Wir erleben derzeit die größte Protestbewegung in Deutschland seit der Wiedervereinigung 1990. Der Grund: Menschen engagieren sich für unsere Demokratie und gegen Rechts, insbesondere gegen die AfD. In unzähligen Städten Deutschlands wird seit Wochen demonstriert und auch in Nordrhein-Westfalen ist der Protest laut und stark. Allein in Düsseldorf versammelten sich Ende Januar über 100.000 Menschen. Unsere Ortsgruppen und Mitglieder beteiligen sich an diesen Aktionen, denn was wir wahrnehmen, ist eine Erleichterung in unserer Mitgliedschaft, dass endlich auch die sogenannte bürgerliche Mitte, die sich selbst jahrelang als schweigende Mehrheit bezeichnete, laut wird gegen die Menschenfeind*innen im Land. In einer Zeit, in der die Welt brennt und ehrenamtliches Engagement in Strukturen und Kürzungen für politische Bildung erstickt, wird ein Zeichen gesetzt, das vor allem Solidarität mit den Betroffenen zeigt, aber auch deutlich macht, dass der Umgang mit der Zivilgesellschaft, die unser Anker ist, um von Rassismus Betroffenen Schutz zu bieten und das Versagen der Politik aufzufangen, fahrlässig ist und zu echten Gefahren führt – politisch, wie auch lebensbedrohlich.

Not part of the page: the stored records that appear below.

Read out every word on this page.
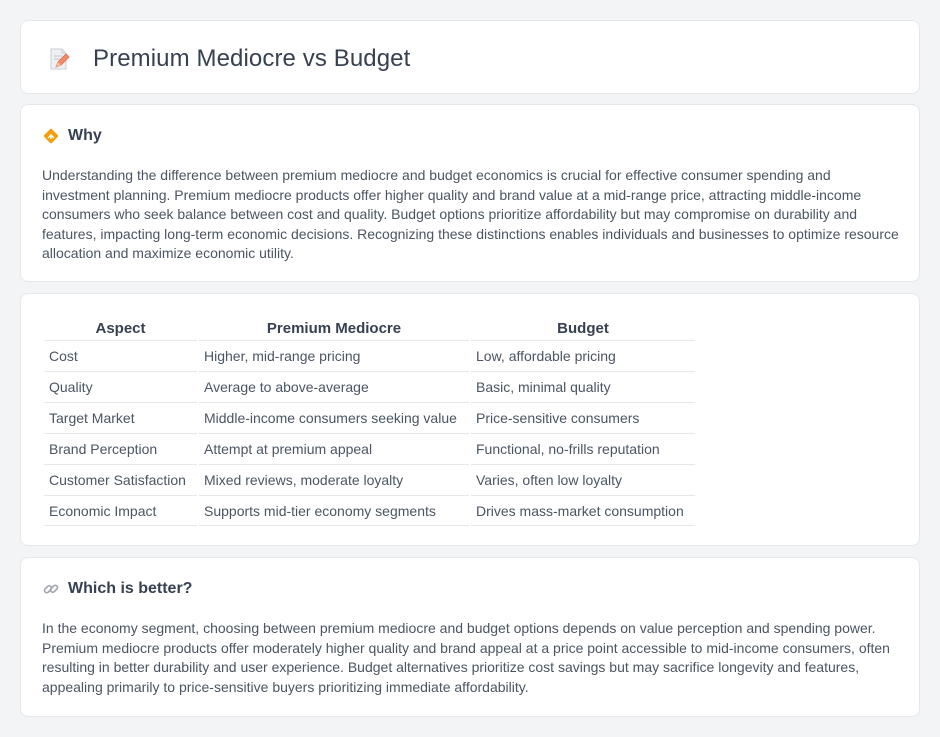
Premium Mediocre vs Budget
Why

Understanding the difference between premium mediocre and budget economics is crucial for effective consumer spending and investment planning. Premium mediocre products offer higher quality and brand value at a mid-range price, attracting middle-income consumers who seek balance between cost and quality. Budget options prioritize affordability but may compromise on durability and features, impacting long-term economic decisions. Recognizing these distinctions enables individuals and businesses to optimize resource allocation and maximize economic utility.

Aspect	Premium Mediocre	Budget
Cost	Higher, mid-range pricing	Low, affordable pricing
Quality	Average to above-average	Basic, minimal quality
Target Market	Middle-income consumers seeking value	Price-sensitive consumers
Brand Perception	Attempt at premium appeal	Functional, no-frills reputation
Customer Satisfaction	Mixed reviews, moderate loyalty	Varies, often low loyalty
Economic Impact	Supports mid-tier economy segments	Drives mass-market consumption
Which is better?

In the economy segment, choosing between premium mediocre and budget options depends on value perception and spending power. Premium mediocre products offer moderately higher quality and brand appeal at a price point accessible to mid-income consumers, often resulting in better durability and user experience. Budget alternatives prioritize cost savings but may sacrifice longevity and features, appealing primarily to price-sensitive buyers prioritizing immediate affordability.
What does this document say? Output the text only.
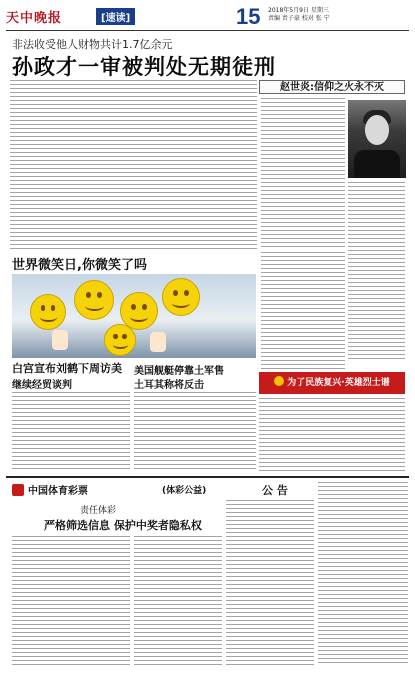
天中晚报	[速读]	15 2018年5月9日 星期三
责编 责子豪 校对 张 宁
非法收受他人财物共计1.7亿余元
孙政才一审被判处无期徒刑
赵世炎:信仰之火永不灭
为了民族复兴·英雄烈士谱
世界微笑日,你微笑了吗
白宫宣布刘鹤下周访美
继续经贸谈判
美国舰艇停靠土军售
土耳其称将反击
中国体育彩票	(体彩公益)
责任体彩
严格筛选信息 保护中奖者隐私权
公 告
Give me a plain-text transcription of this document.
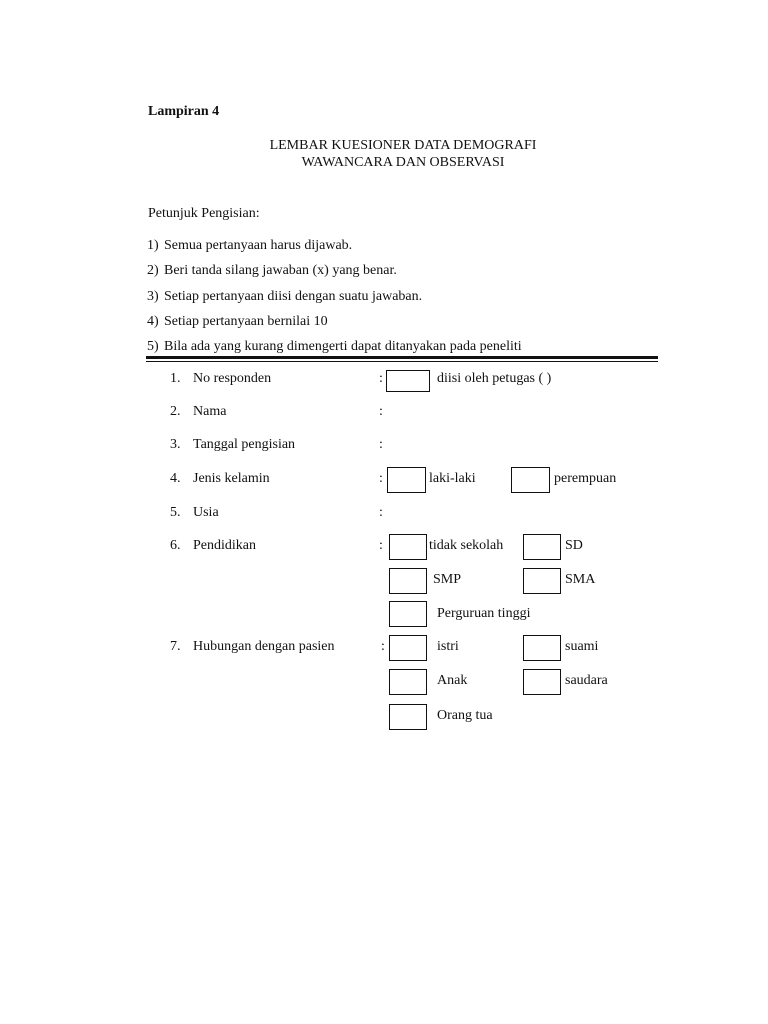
Lampiran 4
LEMBAR KUESIONER DATA DEMOGRAFI
WAWANCARA DAN OBSERVASI
Petunjuk Pengisian:
1) Semua pertanyaan harus dijawab.
2) Beri tanda silang jawaban (x) yang benar.
3) Setiap pertanyaan diisi dengan suatu jawaban.
4) Setiap pertanyaan bernilai 10
5) Bila ada yang kurang dimengerti dapat ditanyakan pada peneliti
1. No responden	:	diisi oleh petugas ( )
2. Nama	:
3. Tanggal pengisian	:
4. Jenis kelamin	:	laki-laki	perempuan
5. Usia	:
6. Pendidikan	:	tidak sekolah	SD
SMP	SMA
Perguruan tinggi
7. Hubungan dengan pasien	:	istri	suami
Anak	saudara
Orang tua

Kaum haben die Proteste begonnen, gibt es schon die ersten Verschwörungsgeschichten. Die Proteste seien von der amtierenden Regierung inszeniert, um die Opposition mundtot zu machen. Diese Erzählungen nehmen die AfD in Schutz und machen damit aus Täter*innen Opfer. Immer wieder wird darauf angespielt, dass ein Parteiverbot undemokratisch sei, da die AfD von einem nicht unerheblichen Teil der Bevölkerung gewählt wurde. Dabei wird aber völlig außer Acht gelassen, dass auch die NSDAP von der Bevölkerung gewählt wurde und es deshalb den Artikel 21 des Grundgesetzes gibt: denn nur weil Menschen- und Verfassungsfeind*innen demokratisch gewählt wurden, heißt das nicht, dass dies nicht verboten gehört, da es mit den Werten des Grundgesetzes nicht vereinbar ist. Und eines sollte allen klar sein: Die Proteste richten sich zwar vor allem gegen die rechtsextreme AfD und ihre Faschist*innen, aber auch die konservative Opposition, die mit ihrem Verhalten und ihren Diskussionen rechte Narrative zur neuen Norm erhebt, sowie die Asylpolitik der Bundesregierung sind Gründe für die Proteste. Und die demokratischen Partein müssen auch Lehren daraus ziehen, sich inhaltlich oder aus wahlstrategischen Gründen an Rechte anzunähern hat retrospektiv betrachtet noch nie dazu geführt sich vor Rechtsextremist*innen zu schützen oder sie auszubooten. Ganz im Gegenteil!
Es gilt, wehrhaft zu sein. Die Solidarität mit den Opfern von Antisemitismus, Rassismus und anderer gruppenbezogener Menschenfeindlichkeit muss dabei immer die treibende Kraft sein. Aber auch die Gefahr, in einer diktatorischeren, noch weitaus kapitalistischeren Welt leben zu müssen, sollte ein Grund sein, auf die Straße zu gehen. Und sich zu wehren, das gilt für alle: Die Vertreter*innen der rechtsextremen und rechtskonservativen Parteien müssen ihre Verfassungsfeindlichkeit nicht in Talkshows äußern dürfen, man muss ihnen keine Räumlichkeiten vermieten oder ihnen Gehör verschaffen. Es ist durchaus legitim Demokratiefeind*innen Steine in den Weg zu legen und es ihnen nicht so leicht zu machen wie bisher. Ihren Menschenfeindlichkeiten muss kein Gehör geschaffen werden und selbst wenn am Ende Gerichte entscheiden sollten, dass man sie doch hätte einladen oder tagen lassen müssen, so hat man sich wenigstens widersetzt. Denn eins muss uns allen bewusst sein, der gesellschaftliche Schaden der bereits angerichtet wurde wird uns jetzt schon Jahrzehnte kosten ihn aufzuarbeiten. Es reicht!